I knelt in front of her, rested my arms on her lap, on her warm legs. “Laurie, I’m sorry. I’m truly sorry I didn’t tell you. But I can’t undo that now. The important thing is, I need to know you understand: my father, my grandfather—I’m not them. I need to know you believe that.”

“I do. I mean, I guess I do—of course I do. I don’t know, Andy, it’s late. I have to get some sleep. I can’t do this now. I’m too tired.”
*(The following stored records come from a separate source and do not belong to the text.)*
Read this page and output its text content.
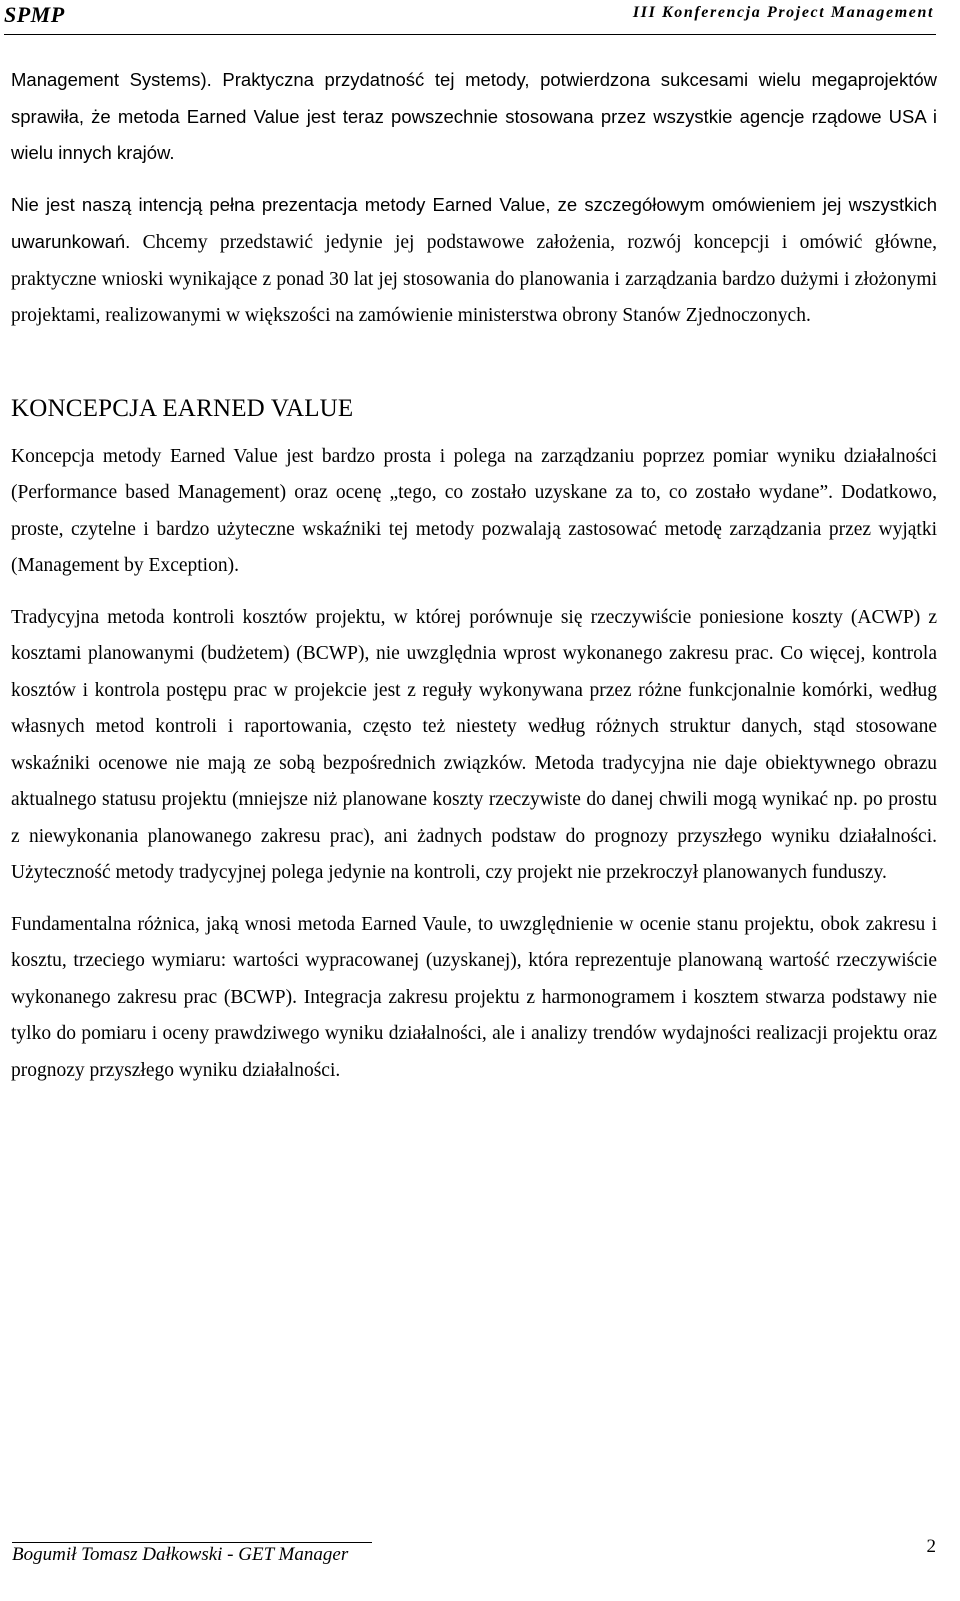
SPMP	III Konferencja Project Management

Management Systems). Praktyczna przydatność tej metody, potwierdzona sukcesami wielu megaprojektów sprawiła, że metoda Earned Value jest teraz powszechnie stosowana przez wszystkie agencje rządowe USA i wielu innych krajów.

Nie jest naszą intencją pełna prezentacja metody Earned Value, ze szczegółowym omówieniem jej wszystkich uwarunkowań. Chcemy przedstawić jedynie jej podstawowe założenia, rozwój koncepcji i omówić główne, praktyczne wnioski wynikające z ponad 30 lat jej stosowania do planowania i zarządzania bardzo dużymi i złożonymi projektami, realizowanymi w większości na zamówienie ministerstwa obrony Stanów Zjednoczonych.

KONCEPCJA EARNED VALUE

Koncepcja metody Earned Value jest bardzo prosta i polega na zarządzaniu poprzez pomiar wyniku działalności (Performance based Management) oraz ocenę „tego, co zostało uzyskane za to, co zostało wydane”. Dodatkowo, proste, czytelne i bardzo użyteczne wskaźniki tej metody pozwalają zastosować metodę zarządzania przez wyjątki (Management by Exception).

Tradycyjna metoda kontroli kosztów projektu, w której porównuje się rzeczywiście poniesione koszty (ACWP) z kosztami planowanymi (budżetem) (BCWP), nie uwzględnia wprost wykonanego zakresu prac. Co więcej, kontrola kosztów i kontrola postępu prac w projekcie jest z reguły wykonywana przez różne funkcjonalnie komórki, według własnych metod kontroli i raportowania, często też niestety według różnych struktur danych, stąd stosowane wskaźniki ocenowe nie mają ze sobą bezpośrednich związków. Metoda tradycyjna nie daje obiektywnego obrazu aktualnego statusu projektu (mniejsze niż planowane koszty rzeczywiste do danej chwili mogą wynikać np. po prostu z niewykonania planowanego zakresu prac), ani żadnych podstaw do prognozy przyszłego wyniku działalności. Użyteczność metody tradycyjnej polega jedynie na kontroli, czy projekt nie przekroczył planowanych funduszy.

Fundamentalna różnica, jaką wnosi metoda Earned Vaule, to uwzględnienie w ocenie stanu projektu, obok zakresu i kosztu, trzeciego wymiaru: wartości wypracowanej (uzyskanej), która reprezentuje planowaną wartość rzeczywiście wykonanego zakresu prac (BCWP). Integracja zakresu projektu z harmonogramem i kosztem stwarza podstawy nie tylko do pomiaru i oceny prawdziwego wyniku działalności, ale i analizy trendów wydajności realizacji projektu oraz prognozy przyszłego wyniku działalności.

Bogumił Tomasz Dałkowski - GET Manager	2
“Laurie, you know me. Look at me. You know me.”

She studied my face.

From this close I was surprised to discover she looked rather old and exhausted, and I thought it had been selfish of me and a little cruel to unload this on her now, in the middle of the night after the worst day of her life, just to get it off my chest, to ease my own mind. And I remembered her. I remembered the girl with brown legs sitting on a beach towel on Old Campus freshman year, the girl so far out of my league that she was actually easy to talk to because there was nothing to lose. At seventeen, I knew: my entire childhood had been just a prelude to this girl. I had never felt anything like it, and still haven’t. I felt changed by her, physically. Not sexually, though we had sex everywhere, like minks, in the library stacks, in an empty classroom, her car, her family’s beach house, even a cemetery. It was more: I became a different person, myself, the person I am now. And everything that came after—my family, my home, our entire life together—was a gift she gave me. The spell lasted thirty-four years. Now, at fifty-one, I saw her as she actually was, finally. It came as a surprise: no longer the shining girl, she was just a woman after all.